King Gyanendra, 54, grew up alongside his elder brother late King Birendra and had a close view of the conduct of state-both during the days of absolute monarchy and after 1990. Gyanendra has chaired the Council of Royal Representatives several times when his brother went on state visits abroad. In a sense he has seen it all.
And King Gyanendra, the 12th ruler of Nepal's Shah dynasty already has his hands full. On Monday, in a nationwide proclamation Nepalis were given a glimpse of his style: forceful, authoritative and someone who got straight to the point by announcing a three-man committee representing the judiciary, parliament and the opposition party to probe the palace killings.
People who have worked with King Gyanendra in the past say if there is someone who has the ability to bring Nepal out of the confusion it is now in, it is he. "Even though this is a sad and sensitive time, I think he can provide us the leadership we now need," a former colleague told us.
King Gyanendra has been chairman of the King Mahendra Trust for Nature Conservation (KMTNC) since its establishment in 1982, besides heading the Lumbini Development Trust (1986-1991), a non-profit trying to restore the birthplace of Buddha. An avid hunter-turned-conservationist, King Gyanendra believes that the environment can only be preserved when communities living near national parks support it. He told Nepali Times in an interview in November: "If the people do not want conservation, no amount of effort will succeed." A model of this has been the KMNTC's Annapurna Area Conservation Project, regarded as a model eco-tourism project.
Gyanendra's colleagues at the KMNTC say that contrary to his authoritative public image, he is very democratic at meetings. "He literally prods you for your opinion and even explains why a decision was reached to satisfy minority opinions," said a source who has worked with the KMTNC. "The only thing I would advise him is to smile a bit more in public. Someone seems to have drilled it in him that maintaining a scowl in public is what a prince should do."
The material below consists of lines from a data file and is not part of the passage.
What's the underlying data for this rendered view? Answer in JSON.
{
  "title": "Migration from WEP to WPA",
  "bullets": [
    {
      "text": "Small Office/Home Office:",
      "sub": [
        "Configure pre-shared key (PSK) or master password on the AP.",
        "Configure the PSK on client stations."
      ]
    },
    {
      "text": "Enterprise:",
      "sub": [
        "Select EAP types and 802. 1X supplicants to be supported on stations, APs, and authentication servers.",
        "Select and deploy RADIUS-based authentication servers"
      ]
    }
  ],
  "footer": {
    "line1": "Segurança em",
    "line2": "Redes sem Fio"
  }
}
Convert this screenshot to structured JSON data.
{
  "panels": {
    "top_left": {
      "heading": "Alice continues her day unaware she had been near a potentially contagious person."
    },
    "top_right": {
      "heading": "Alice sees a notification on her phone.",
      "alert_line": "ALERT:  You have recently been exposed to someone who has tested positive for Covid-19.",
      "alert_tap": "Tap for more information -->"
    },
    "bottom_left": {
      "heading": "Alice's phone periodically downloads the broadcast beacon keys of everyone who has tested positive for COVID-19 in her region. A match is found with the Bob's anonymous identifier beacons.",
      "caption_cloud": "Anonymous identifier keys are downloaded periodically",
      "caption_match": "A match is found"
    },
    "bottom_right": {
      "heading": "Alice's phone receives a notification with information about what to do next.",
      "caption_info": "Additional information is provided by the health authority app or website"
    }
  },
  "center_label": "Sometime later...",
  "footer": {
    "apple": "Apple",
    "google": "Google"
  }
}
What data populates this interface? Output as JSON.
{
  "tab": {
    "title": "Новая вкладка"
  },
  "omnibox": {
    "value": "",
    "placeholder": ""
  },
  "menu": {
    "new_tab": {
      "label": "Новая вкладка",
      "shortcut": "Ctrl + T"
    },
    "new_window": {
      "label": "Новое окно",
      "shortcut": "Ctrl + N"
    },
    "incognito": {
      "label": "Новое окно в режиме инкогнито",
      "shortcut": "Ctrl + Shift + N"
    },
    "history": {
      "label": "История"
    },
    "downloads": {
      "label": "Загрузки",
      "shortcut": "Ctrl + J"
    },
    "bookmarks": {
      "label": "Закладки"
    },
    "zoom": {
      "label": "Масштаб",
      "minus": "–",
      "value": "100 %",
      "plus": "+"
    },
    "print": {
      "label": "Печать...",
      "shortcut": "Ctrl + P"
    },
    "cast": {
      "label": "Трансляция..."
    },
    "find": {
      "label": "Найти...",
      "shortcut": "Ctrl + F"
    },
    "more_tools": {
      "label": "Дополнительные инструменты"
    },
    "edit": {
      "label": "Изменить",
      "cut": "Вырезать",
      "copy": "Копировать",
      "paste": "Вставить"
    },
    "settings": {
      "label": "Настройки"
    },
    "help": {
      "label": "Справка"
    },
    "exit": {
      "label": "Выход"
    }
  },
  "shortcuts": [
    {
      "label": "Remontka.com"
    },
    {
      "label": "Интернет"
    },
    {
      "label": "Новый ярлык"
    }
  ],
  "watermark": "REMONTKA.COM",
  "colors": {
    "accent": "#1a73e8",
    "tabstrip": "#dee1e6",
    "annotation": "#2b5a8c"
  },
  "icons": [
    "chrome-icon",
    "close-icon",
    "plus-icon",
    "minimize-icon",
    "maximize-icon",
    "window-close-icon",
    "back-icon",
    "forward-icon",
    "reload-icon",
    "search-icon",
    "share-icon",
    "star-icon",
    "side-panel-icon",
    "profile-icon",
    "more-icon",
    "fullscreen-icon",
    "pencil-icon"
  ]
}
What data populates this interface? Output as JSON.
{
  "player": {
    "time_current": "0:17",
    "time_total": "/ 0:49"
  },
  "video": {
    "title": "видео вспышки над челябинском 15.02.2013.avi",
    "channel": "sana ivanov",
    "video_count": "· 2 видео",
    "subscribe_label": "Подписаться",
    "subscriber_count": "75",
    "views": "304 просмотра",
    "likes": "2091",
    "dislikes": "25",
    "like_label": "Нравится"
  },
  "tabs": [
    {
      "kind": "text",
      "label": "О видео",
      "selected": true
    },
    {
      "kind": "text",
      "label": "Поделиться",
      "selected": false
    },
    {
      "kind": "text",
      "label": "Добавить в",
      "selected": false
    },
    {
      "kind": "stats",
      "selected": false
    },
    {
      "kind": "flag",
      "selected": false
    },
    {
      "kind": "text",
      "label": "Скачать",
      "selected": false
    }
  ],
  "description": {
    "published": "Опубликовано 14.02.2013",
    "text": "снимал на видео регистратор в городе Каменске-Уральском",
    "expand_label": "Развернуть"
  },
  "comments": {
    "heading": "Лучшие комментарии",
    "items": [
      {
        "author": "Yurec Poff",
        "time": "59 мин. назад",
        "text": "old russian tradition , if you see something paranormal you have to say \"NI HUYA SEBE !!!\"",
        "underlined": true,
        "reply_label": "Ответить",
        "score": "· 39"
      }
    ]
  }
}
Others who know the new king closely say that he has a decisive and no-nonsense personality. King Gyanendra has already shown that by responding to public demands for a probe into Friday's shootout. He was brief and to the point-said to be typical of him. In Monday's statement he said he would continue his brother's strong commitment to constitutional monarchy and multiparty democracy. He also said Nepal would work to maintain the good relations with two large neighbours India and China.
Off work, sources said, the king enjoyed sitting around campfires with colleagues with a drink or two, and also occasionally lit up at meetings. He is said to be an avid reader, and "very sharp". Belying his proud, authoritarian public image, he is said to be "friendly and affable, and a good listener".
For King Gyanendra, this is his second time on the throne. He was crowned king at the age of four by the last Rana prime minister in 1950 and was king for a few months before Shah Dynasty rule was restored in 1951.